Each approved jurisdiction will receive a minimum of $100,000. Recipients may use the cash to secure capital investments, pay startup costs, or recruit and train workers. The new law aims to create a weed industry that includes people “who are linked to populations or neighborhoods that were negatively or disproportionately impacted by cannabis criminalization,” rather than have it dominated by dude-bros who rode out prohibition by way of white privilege and then legally prospered from the same plant that disproportionately got people of color locked up.
In a statement, California “Weed Czar” Lori Ajax called the fund “a significant step in supporting equity applicants with entry into the cannabis industry, as well as to provide support to equity licensees.”
Unfortunately for San Jose, it might’ve been too slow to the take to meet the April 1 grant deadline, which would be a bummer because it’s one of the few major cities in the state without a cannabis equity initiative.
Though San Jose was the first South Bay city to adopt local pot laws and created legislation that became a template for other jurisdictions, it has yet to get an equity program off the ground. Earlier this year, the council punted a proposal for an equity initiative to the priority-setting session, which took place this week.

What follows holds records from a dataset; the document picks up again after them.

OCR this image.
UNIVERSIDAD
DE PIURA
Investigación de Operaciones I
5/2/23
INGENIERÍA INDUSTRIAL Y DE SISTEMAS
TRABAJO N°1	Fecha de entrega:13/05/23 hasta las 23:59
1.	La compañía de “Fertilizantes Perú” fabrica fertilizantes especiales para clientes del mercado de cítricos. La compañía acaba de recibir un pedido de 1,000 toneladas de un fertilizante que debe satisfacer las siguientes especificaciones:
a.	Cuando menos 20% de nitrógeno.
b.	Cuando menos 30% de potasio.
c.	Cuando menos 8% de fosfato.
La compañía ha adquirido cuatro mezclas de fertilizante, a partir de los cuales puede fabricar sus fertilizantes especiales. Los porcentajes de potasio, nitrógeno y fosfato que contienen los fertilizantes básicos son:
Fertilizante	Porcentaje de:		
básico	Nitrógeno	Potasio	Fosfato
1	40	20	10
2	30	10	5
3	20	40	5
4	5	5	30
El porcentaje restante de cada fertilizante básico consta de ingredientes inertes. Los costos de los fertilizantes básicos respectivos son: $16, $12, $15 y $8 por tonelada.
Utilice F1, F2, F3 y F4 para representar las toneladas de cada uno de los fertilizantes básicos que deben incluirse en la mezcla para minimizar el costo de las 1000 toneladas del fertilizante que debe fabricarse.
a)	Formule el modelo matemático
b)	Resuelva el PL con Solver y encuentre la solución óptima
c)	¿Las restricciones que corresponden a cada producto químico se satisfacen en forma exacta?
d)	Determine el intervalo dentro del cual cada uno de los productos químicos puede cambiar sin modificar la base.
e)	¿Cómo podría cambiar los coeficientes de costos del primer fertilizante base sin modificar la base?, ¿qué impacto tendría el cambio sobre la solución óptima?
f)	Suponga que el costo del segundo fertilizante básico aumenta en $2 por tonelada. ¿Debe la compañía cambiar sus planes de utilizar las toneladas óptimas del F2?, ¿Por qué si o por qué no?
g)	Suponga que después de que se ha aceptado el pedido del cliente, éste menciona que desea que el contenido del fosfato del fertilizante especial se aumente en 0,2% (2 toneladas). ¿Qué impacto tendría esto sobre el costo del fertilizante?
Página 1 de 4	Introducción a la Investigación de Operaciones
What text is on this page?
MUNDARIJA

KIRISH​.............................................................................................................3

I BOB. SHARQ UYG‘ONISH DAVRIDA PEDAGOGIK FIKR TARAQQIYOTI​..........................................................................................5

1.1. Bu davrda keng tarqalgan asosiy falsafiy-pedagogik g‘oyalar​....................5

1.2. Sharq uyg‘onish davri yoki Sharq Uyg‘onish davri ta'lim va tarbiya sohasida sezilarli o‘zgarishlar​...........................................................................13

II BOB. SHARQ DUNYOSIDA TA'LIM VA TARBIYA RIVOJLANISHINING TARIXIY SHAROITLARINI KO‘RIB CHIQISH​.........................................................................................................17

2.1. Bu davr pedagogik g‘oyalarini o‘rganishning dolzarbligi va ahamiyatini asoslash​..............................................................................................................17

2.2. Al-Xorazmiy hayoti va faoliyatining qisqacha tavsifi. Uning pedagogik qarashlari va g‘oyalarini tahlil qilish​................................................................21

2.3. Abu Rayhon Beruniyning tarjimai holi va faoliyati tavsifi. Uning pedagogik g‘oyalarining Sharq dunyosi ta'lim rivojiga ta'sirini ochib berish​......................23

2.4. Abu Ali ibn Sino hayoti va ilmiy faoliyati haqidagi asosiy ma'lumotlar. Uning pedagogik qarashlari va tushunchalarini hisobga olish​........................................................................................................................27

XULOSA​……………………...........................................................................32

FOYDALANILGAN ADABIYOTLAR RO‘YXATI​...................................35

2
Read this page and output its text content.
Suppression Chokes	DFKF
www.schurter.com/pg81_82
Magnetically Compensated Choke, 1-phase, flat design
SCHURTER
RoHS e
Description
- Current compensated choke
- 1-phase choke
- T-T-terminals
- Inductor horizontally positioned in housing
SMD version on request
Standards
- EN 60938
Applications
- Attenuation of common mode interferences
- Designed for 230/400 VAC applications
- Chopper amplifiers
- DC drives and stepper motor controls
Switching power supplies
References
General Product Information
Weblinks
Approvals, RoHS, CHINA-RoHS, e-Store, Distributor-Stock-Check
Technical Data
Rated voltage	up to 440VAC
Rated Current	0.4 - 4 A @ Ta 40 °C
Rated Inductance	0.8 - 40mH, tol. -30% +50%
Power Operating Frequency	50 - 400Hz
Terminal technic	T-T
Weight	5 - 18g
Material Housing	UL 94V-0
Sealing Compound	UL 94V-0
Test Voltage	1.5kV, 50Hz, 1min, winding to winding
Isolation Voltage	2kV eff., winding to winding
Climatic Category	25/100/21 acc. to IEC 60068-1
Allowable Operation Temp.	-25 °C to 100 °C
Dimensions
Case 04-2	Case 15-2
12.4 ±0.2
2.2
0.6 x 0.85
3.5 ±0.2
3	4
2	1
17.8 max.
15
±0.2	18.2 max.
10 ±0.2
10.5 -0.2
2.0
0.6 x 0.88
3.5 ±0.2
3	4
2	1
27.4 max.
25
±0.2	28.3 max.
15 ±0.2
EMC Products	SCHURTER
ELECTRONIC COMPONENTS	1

Minority council members Magdalena Carrasco and Raul Peralez shopped the hardest for the equity proposal, as did their new colleague Pam Foley. On Tuesday, they joined Vice Mayor Chappie Jones and council members Sylvia Arenas and Sergio Jimenez in placing the issue on the city’s legislative agenda for the coming year.
Daniel Montero—who founded the San Jose Cannabis Equity Group because he saw no path forward for small canna-businesses run by victims of previously discriminatory drug laws—welcomed the support from City Hall. Montero himself deserves credit for keeping the conversation about equity alive in San Jose through his community-led coalition, which aims to diversify representation in the local pot industry.
“We all share the same financial struggles,” Montero said in a recent interview, “but there really was a War on Drugs and people of color were arrested and incarcerated at higher rates than Caucasians.”
Montero knows the disparity all too well: his own record is marred by the kind of marijuana-related convictions that have barred many other non-whites from working in or opening their own dispensaries or other weed businesses.
He said an equity program could be San Jose’s “historic opportunity to … empower local people to own their own businesses” and ensure that the booming bud market doesn’t become as whitewashed as the Silicon Valley tech industry writ large.
Now that equity is an official priority, it’s up to city leaders to get it past the finish line.